AP Photo by Evan Vucci |
Another example: In his first week as the Vice Presidential candidate Ryan has been denouncing the stimulus as a failure, even though he himself took advantage of if for his own Congressional district, arguing that it would create much needed jobs for his constituents. When the inconsistency was pointed out to him in several press interviews, he at first denied having appealed for stimulus funds. Then he said it was not he, it was members of his staff who did it! But when confronted with copies of letters he himself had signed, he had to eat his words rather awkwardly.
Then there’s Romney's flip-flopping on the Ryan budget. If it were not so reprehensible, Romney’s awkward efforts to embrace and to distance himself at the same time from his running mate’s Medicare "plan" would be comical. Romney goes whichever way is convenient at the time.

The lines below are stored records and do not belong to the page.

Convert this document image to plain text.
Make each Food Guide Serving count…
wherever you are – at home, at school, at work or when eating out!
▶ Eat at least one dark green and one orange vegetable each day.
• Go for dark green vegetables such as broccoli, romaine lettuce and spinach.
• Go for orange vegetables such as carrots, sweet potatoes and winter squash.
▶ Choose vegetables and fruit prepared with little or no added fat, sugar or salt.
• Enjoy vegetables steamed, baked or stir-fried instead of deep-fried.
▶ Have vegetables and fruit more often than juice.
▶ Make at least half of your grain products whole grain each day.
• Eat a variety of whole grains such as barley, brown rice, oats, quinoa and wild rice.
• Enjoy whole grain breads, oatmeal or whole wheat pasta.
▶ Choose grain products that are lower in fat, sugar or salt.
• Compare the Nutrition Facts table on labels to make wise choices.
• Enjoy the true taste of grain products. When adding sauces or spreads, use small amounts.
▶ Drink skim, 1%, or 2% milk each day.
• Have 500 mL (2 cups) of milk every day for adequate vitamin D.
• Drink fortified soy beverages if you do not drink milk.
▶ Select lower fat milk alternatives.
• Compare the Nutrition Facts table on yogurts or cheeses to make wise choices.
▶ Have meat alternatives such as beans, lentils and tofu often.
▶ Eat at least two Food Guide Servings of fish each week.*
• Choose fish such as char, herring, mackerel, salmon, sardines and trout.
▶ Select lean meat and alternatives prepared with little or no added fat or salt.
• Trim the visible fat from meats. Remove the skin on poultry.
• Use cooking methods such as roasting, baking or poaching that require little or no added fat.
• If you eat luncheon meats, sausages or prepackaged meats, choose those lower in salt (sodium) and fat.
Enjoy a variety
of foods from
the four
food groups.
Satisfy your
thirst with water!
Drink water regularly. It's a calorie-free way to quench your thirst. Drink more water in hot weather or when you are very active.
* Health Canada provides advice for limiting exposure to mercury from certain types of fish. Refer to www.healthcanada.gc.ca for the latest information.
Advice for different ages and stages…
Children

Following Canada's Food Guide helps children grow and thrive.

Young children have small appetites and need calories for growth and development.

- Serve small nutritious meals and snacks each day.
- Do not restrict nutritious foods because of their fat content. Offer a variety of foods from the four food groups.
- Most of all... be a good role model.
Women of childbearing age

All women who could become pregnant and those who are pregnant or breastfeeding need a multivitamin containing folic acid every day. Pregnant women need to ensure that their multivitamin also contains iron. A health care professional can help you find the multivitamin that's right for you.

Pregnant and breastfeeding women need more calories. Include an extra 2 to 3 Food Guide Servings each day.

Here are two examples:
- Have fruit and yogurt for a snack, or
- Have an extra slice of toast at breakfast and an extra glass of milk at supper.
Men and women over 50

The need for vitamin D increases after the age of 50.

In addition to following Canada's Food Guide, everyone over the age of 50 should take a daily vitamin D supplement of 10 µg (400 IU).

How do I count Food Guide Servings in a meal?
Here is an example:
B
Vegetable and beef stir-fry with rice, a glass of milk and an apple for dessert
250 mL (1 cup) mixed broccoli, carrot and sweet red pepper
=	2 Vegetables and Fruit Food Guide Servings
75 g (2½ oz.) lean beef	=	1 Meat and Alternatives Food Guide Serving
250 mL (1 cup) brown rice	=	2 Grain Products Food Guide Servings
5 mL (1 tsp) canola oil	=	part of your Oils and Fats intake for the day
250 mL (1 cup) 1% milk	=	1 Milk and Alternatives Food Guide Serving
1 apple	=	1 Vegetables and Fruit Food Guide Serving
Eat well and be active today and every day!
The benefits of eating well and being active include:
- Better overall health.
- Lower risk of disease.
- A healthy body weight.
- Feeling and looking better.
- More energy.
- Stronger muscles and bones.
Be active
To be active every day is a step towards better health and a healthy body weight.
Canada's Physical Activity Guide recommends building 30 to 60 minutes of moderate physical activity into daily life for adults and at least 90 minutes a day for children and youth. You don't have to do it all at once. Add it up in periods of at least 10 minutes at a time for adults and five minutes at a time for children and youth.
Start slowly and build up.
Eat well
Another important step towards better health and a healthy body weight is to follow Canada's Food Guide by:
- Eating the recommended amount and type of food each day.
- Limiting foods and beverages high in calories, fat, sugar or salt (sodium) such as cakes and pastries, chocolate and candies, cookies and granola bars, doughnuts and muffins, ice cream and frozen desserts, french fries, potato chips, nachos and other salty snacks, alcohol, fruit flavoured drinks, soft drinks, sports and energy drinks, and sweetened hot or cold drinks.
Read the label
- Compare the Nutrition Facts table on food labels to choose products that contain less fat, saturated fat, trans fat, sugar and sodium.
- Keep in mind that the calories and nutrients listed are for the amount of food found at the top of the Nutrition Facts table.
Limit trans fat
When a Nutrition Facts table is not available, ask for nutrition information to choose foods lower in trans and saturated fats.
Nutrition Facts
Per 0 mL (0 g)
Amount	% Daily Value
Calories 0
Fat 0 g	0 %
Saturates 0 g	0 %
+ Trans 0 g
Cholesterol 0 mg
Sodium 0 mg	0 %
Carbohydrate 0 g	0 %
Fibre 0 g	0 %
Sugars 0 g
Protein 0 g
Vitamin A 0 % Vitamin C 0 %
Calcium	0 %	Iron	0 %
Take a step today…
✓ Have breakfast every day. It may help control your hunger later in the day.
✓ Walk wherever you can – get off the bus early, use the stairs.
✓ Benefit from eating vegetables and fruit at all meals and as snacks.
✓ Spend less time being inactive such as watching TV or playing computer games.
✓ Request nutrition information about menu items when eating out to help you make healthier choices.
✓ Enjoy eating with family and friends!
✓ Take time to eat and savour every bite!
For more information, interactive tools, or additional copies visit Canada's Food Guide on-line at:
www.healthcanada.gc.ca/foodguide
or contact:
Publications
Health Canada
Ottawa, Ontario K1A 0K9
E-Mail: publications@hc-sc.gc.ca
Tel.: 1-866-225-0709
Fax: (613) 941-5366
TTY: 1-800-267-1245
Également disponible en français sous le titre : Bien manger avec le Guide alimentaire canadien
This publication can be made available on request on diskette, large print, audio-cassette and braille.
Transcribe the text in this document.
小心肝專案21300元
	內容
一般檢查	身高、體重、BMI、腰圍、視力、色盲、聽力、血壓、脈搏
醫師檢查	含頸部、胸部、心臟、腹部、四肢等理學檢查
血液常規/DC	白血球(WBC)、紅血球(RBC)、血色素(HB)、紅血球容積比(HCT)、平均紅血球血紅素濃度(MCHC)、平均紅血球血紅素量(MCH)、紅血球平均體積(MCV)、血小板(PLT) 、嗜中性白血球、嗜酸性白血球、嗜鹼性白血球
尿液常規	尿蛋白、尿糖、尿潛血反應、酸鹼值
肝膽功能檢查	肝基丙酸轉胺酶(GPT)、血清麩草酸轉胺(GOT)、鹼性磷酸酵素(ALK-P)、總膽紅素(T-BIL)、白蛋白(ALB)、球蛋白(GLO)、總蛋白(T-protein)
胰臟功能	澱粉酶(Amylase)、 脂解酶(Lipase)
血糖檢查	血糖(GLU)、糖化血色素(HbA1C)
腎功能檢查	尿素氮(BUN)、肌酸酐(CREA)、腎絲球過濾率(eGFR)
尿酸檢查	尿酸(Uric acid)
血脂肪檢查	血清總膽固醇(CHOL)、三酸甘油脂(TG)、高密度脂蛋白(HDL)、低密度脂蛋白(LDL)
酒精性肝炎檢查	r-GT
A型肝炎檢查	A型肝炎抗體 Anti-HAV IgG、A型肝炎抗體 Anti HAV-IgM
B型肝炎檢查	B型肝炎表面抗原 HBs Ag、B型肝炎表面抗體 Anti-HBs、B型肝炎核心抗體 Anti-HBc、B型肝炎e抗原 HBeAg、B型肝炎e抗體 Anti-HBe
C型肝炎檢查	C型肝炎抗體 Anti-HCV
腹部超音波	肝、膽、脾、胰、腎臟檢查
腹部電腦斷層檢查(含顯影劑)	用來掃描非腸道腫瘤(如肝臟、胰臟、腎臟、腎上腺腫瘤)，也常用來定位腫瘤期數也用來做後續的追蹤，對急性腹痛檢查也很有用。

Both Romney and Ryan want to give tax breaks to the wealthy and they want to spend more money on defense, but neither one of them tells how they will pay for it. That’s another one of their strategic principles: never be specific. Romney has avoided giving direct answers to direct questions throughout his campaign. He embodies the belief that the best defense is a good offense. So the M.O. is to just to attack your opponent. Turn every answer into an attack against the President. Attack, attack, attack! And then accuse your opponent of attacking you unfairly!
Romney continues to refuse to reveal his income tax returns. Instead he announces that he was able to review them and found that he had never paid less than 13%. “You’ll just have to trust me on that!” Why should we trust a man who has lied about everything else?
Paul Ryan |
Romney would not accept the Obama campaign’s offer to cease demanding he release more returns if he would agree to release just the last five years of his returns. The Republican candidate had called the interest in his tax returns “a diversion”; now he labels those who think he should release his returns “small-minded.” That would include two-thirds of the American public, who have indicated their belief that he should do so. It is hardly a minor issue, when the returns would indicate much about Mr. Romney’s personal and business practices, as well as his moral values.
Despite all these problems, Mitt Romney is running neck and neck with the President in the national polls. That is a sad commentary on the rationality of those Americans whose partisan
loyalties blind them to the truth. The sad fact is that too many Americans buy into the lies of the Republicans, who never acknowledge the many accomplishments of President Obama, despite their adamant refusal to support his proposals, even things they once agreed with. To them the facts are irrelevant.
In the campaign's raging rhetorical war Mr. Obama has one great advantage: he doesn’t need to lie! He can stick to the facts. The Romney/Ryan team will have a much harder time keeping their story straight, because they’re always having to change it.